Quand ses hôtes quittèrent les Grolles, peu de temps après le dîner, Lucien, contre son habitude et malgré la présence de Rose, ne les accompagna point ; mais, restant auprès de sa sœur, dès qu’ils furent seuls, il lui dit :

« J’ai rendu ce soir un service à l’oncle Darbault ; mais il m’en a rendu un beaucoup plus grand en me faisant voir que j’agissais comme un misérable vis-à-vis de toi. »

Elle se récria.

«  Oui, je croyais t’aimer et je me conduisais comme un égoïste. Depuis deux ans, je te ruine tranquillement, confiant en mes rêves de gloire et m’en remettant à l’avenir du soin de tout réparer. Et qui m’assure que je le pourrai ? J’étais aussi fou que ce brave oncle, qui, à force de hautes visées, se ruine et perd l’avenir de sa fille. Toi, sage et prévoyante, au lendemain de la mort de notre père, tu voulais conformer nos dépenses à notre fortune. Je t’en ai empêchée par mes exigences. C’était odieux ; mais pardonne-moi, je ne voyais pas. À présent, mon amie, je me soumets complétement au règlement que tu vas faire, et que nous appliquerons, je le veux, avec la dernière rigueur. Et songe que je considère ta part comme intacte, malgré la brèche faite à notre avoir. Quant à moi, je dois vivre de mon travail, et je le ferai. »
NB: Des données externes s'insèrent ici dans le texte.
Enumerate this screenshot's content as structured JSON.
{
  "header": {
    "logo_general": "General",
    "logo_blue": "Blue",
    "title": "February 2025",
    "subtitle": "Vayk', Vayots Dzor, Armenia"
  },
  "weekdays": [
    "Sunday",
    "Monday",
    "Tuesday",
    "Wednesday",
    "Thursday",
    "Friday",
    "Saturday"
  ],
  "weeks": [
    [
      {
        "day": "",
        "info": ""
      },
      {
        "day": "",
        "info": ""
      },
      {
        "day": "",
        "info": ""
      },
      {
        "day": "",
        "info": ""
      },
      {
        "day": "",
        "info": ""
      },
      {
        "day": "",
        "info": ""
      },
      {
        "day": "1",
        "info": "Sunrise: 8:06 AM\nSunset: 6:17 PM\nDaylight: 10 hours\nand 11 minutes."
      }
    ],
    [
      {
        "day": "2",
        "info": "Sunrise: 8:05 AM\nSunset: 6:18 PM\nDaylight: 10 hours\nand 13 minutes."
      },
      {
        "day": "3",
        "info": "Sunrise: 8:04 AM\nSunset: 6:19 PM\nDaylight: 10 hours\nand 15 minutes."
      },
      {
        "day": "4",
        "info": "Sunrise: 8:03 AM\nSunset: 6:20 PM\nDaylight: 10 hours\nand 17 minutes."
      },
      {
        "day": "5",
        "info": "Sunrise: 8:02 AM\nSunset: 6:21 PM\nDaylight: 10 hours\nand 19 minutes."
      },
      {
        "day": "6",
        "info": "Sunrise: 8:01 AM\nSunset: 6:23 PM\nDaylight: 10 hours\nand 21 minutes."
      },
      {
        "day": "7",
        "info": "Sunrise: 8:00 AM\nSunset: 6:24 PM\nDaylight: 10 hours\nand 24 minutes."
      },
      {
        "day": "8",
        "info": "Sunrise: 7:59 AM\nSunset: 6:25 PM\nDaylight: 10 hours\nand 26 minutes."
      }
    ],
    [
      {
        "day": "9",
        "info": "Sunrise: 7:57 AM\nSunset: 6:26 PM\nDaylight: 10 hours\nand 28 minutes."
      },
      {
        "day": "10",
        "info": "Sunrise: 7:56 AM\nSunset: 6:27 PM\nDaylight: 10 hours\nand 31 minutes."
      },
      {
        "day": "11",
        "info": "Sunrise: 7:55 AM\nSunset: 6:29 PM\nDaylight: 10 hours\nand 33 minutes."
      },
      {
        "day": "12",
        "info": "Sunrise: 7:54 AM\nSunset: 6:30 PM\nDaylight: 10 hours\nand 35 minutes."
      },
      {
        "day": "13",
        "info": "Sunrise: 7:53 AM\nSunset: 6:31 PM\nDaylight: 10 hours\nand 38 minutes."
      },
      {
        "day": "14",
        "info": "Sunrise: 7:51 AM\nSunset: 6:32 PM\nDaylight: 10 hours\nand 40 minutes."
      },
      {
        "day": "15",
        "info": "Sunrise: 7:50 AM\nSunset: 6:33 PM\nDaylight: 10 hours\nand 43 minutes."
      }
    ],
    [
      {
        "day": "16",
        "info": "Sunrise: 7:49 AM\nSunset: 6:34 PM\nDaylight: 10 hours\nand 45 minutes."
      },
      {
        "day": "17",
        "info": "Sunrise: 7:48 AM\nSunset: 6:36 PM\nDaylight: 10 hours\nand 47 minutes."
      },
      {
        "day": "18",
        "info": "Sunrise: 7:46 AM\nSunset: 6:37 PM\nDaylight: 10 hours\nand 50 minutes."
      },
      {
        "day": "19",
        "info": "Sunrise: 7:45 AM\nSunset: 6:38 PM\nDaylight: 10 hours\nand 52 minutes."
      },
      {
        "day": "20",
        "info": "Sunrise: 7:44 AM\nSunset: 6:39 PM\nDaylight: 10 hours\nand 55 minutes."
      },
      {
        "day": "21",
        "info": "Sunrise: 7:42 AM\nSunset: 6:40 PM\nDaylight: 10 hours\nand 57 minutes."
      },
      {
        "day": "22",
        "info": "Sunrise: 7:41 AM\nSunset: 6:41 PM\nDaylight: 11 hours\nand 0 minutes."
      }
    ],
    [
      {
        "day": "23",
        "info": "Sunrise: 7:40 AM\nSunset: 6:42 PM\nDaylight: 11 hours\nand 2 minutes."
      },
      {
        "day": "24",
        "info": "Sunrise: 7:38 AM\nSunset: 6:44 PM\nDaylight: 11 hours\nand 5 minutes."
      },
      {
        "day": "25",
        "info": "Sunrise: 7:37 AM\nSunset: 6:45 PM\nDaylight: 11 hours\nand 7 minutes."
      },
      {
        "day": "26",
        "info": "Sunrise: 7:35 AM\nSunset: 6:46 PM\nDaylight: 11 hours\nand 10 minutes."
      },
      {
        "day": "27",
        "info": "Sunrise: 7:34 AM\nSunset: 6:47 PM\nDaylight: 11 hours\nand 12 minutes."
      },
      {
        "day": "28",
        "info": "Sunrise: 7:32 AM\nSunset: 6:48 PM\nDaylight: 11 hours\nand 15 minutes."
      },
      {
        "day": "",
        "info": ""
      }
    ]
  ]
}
Cécile haussa doucement les épaules et sourit, une larme dans les yeux.

« Puisque tu comprends que c’est raisonnable, dit-elle, nous allons réformer nos dépenses, je ne demande pas mieux ; mais si tu parles jamais plus de comptes entre toi et moi, je me fâcherai. »

Ils élaboraient ensemble leurs nouveaux plans, quand tout à coup Cécile, comme saisie d’un souvenir, s’alla mettre au piano. La musique parut à Lucien intempestive ; il voulait causer ; aussi vint-il, s’accoudant sur le piano, jeter ses paroles au travers des notes.

« Tais-toi, lui dit-elle en souriant, tu me troubles ; j’ai un public.

— Un public ? répéta Lucien étonné.

— Oui, un pauvre public mendiant, affamé d’harmonie, qui vient ici tous les soirs. Je te dirai cela tout à l’heure. C’est sacré. Retire-toi. On n’interrompt pas Mozart. »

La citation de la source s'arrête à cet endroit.